Nuance Communications : technologies de reconnaissance vocale
Voilà pour le portrait de Microsoft, mais qu’en est-il de Nuance Communications, sa dernière proie ? Peu connue du grand public, Nuance Communications est une société spécialisée dans les technologies de la reconnaissance vocale. A titre d’exemple, Siri, le fameux outil de reconnaissance vocale d’Apple utilise la technologie de Nuance Communications.
Ajoutons pour la petite histoire que c’est Nuance Communications qui hérita des brevets de la société Lernout & Hauspie (dont on se souvient de la faillite retentissante en 2001 pour fraude comptable mais qui avait de réelles compétences) puisqu’elle a fusionné en 2005 avec Scansoft qui elle-même avait racheté les technologies de reconnaissance vocale de L&H avec 150 employés. Autre anecdote piquante, Nuance Communications a toujours un centre de recherche au Sud de Gand avec 50 employés (à Merelbeke).
L’analyse plus détaillée des activités de Nuance montre que cette dernière a aussi une application spécifique dans les services de santé, et utilisée dans… 77 % des hôpitaux américains. Son intérêt ? Elle permet aux docteurs de dicter leurs diagnostics et de stocker les informations ainsi dictées de façon fiable. Vous voyez déjà les liens entre cloud et reconnaissance vocale, bien entendu.
Il est vrai aussi que Nuance Communications n’est pas très profitable car elle ne génère que 29 millions de dollars de profits sur 1,5 milliards d’euros de chiffre d’affaires.
Pour le reste, Microsoft a toujours été actif dans la reconnaissance vocale et travaillait déjà avec Nuance. Ils avaient d’ailleurs une participation de 8% dans L&H.
Quel impact boursier ?
Reste à s’interroger sur l’impact de cette acquisition d’un point de vue financier. A priori, l’opération ne représente pas grand-chose sur le plan financier : le rapport annuel de Microsoft fait état de 136,5 milliards de dollars de cash sur son bilan en juin 2020. Autrement dit, l’impact de cette acquisition sur les bénéfices de Microsoft ne se fera pas sentir avant 2023.

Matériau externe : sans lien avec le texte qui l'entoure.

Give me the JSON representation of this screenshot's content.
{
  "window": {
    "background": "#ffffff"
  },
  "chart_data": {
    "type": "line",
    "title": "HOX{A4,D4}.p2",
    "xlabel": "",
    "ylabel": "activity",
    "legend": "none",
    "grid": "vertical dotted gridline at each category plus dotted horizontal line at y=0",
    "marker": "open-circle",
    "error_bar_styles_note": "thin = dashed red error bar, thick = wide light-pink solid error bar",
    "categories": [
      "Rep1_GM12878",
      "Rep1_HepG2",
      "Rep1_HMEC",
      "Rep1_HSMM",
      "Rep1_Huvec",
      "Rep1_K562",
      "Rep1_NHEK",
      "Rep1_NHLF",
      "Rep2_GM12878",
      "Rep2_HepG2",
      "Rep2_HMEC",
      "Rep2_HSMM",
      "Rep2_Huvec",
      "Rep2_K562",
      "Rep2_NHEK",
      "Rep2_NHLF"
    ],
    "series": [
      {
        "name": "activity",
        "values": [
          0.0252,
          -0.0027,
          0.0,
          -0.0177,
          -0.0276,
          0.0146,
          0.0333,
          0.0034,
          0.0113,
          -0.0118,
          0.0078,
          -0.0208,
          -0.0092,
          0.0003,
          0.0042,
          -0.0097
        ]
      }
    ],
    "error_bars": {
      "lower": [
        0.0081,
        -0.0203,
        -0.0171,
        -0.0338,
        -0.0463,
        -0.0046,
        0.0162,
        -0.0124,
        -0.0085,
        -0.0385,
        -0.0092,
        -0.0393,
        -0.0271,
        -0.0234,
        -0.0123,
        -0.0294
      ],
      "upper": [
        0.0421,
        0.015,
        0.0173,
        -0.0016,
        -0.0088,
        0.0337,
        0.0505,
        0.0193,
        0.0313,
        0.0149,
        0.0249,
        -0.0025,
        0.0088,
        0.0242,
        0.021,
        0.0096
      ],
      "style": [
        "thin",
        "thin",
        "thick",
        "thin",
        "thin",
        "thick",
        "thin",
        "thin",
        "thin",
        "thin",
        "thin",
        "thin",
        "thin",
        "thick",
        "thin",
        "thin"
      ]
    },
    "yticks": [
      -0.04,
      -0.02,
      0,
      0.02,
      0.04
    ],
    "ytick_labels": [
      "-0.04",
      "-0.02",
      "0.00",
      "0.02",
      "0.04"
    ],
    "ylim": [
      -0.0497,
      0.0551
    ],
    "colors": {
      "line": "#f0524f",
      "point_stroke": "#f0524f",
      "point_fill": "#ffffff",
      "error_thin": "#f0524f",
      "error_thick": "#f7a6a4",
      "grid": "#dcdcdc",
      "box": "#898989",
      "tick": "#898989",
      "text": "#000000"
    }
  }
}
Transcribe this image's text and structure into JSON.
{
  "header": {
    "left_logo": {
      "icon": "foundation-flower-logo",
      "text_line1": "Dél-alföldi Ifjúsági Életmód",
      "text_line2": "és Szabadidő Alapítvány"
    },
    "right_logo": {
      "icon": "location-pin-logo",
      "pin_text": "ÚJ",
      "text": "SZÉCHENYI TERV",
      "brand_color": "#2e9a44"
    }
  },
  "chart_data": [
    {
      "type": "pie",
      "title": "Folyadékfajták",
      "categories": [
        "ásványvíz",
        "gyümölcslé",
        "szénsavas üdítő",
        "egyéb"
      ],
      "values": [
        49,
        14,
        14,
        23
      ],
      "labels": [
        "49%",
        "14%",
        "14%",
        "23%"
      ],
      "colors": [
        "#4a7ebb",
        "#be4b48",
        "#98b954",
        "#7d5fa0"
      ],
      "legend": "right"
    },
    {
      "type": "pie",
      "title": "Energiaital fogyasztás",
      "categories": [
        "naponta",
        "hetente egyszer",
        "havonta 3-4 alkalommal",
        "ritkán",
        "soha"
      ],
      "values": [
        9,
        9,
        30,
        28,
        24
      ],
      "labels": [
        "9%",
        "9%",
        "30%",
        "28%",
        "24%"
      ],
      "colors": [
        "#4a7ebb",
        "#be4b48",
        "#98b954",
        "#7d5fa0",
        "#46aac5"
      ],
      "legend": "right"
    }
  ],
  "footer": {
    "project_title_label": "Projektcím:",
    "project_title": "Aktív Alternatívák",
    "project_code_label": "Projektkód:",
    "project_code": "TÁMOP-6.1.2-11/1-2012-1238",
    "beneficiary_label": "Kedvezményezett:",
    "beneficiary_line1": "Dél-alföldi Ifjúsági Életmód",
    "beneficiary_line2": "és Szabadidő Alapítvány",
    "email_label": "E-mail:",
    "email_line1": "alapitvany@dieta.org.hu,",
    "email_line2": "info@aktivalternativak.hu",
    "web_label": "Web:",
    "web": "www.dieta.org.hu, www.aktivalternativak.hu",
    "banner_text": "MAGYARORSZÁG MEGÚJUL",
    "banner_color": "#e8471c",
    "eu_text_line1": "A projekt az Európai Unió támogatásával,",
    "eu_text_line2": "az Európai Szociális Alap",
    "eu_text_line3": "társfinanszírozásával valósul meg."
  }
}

De plus, la croissance historique de Microsoft ne vient pas d’acquisitions. Sa croissance a été avant tout organique, grâce à ses investissements dans sa propre recherche. Mais cette réserve faite, il est clair que ces dernières années, Microsoft est devenue plus gourmande. La preuve ? Elle a acheté LinkedIn en 2016, et l’année dernière on parlait d’un éventuel rachat de l’appli TikTok. Autant d’acquisitions qui a première vue n’ont pas grand-chose à voir avec ses activités.
Stratégie nourricière
Si sur le plan financier, l’impact est mineur, cette opération de rachat de Nuance Communication prend beaucoup de sens sur le plan stratégique.
Nous estimons deux impacts :
- Premièrement, les brevets en reconnaissance vocale pourront être utilisés par Microsoft dans d’autres secteurs et ajouter cette fonctionnalité dans leurs services classiques offerts aux entreprises.

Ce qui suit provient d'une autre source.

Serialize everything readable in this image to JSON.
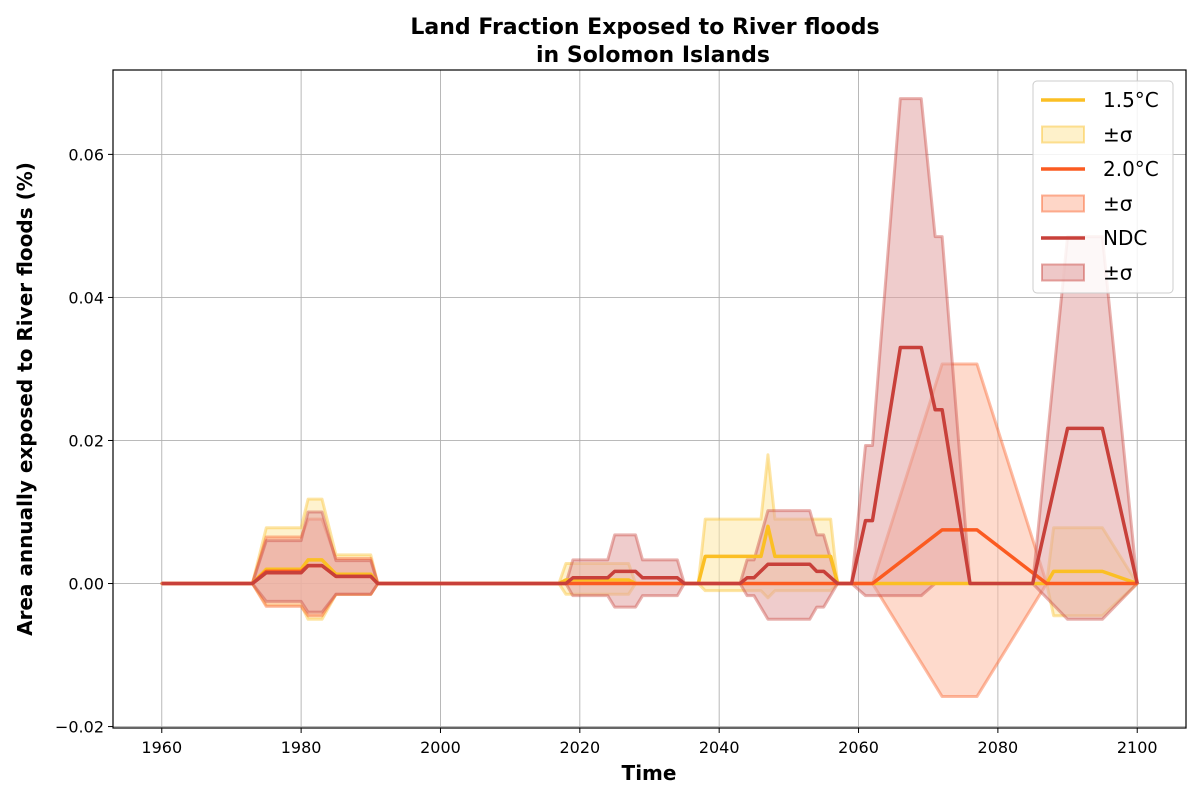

- Et pour comprendre le second impact, il faut revenir sur le « cloud ». Nous savons qu’il s’agit d’hébergement et donc d’infrastructure. Mais à quoi bon héberger des données si c’est pour ne rien en faire ? Le but est de rendre ces données productives, de les monétiser. Les plateformes du cloud offrent aussi des outils d’analyse ou d’interprétation de ces données. Ces outils prennent la forme d’algorithmes qui permettent de déduire des comportements de consommateurs (si on héberge les données d’une entreprise commerciale) ou de patients (si on héberge les données d’un hôpital). Et une fois qu’on comprend les comportements, on peut proposer de meilleurs services et donc monétiser les données. Mais afin de développer ces outils d’analyse, il faut de la masse critique. Et donc, ce qu’on observe, c’est que les entreprises de service du cloud font de plus en plus d’acquisitions pour venir « nourrir » leur infrastructure. Nuance apporte principalement une porte d’entrée dans l’analyse des données pour les services de santé. De la masse critique dans les données liées à la santé et qui permettra à Microsoft de proposer de meilleurs services auprès de tous les professionnels de la santé.
Bref, en « nourrissant » leur infrastructure de nouvelles expertises, les plateformes renforcent encore plus leur position dominante dans la « guerre des données », ces données qui, on le sait, sont la matière première de l’économie digitale.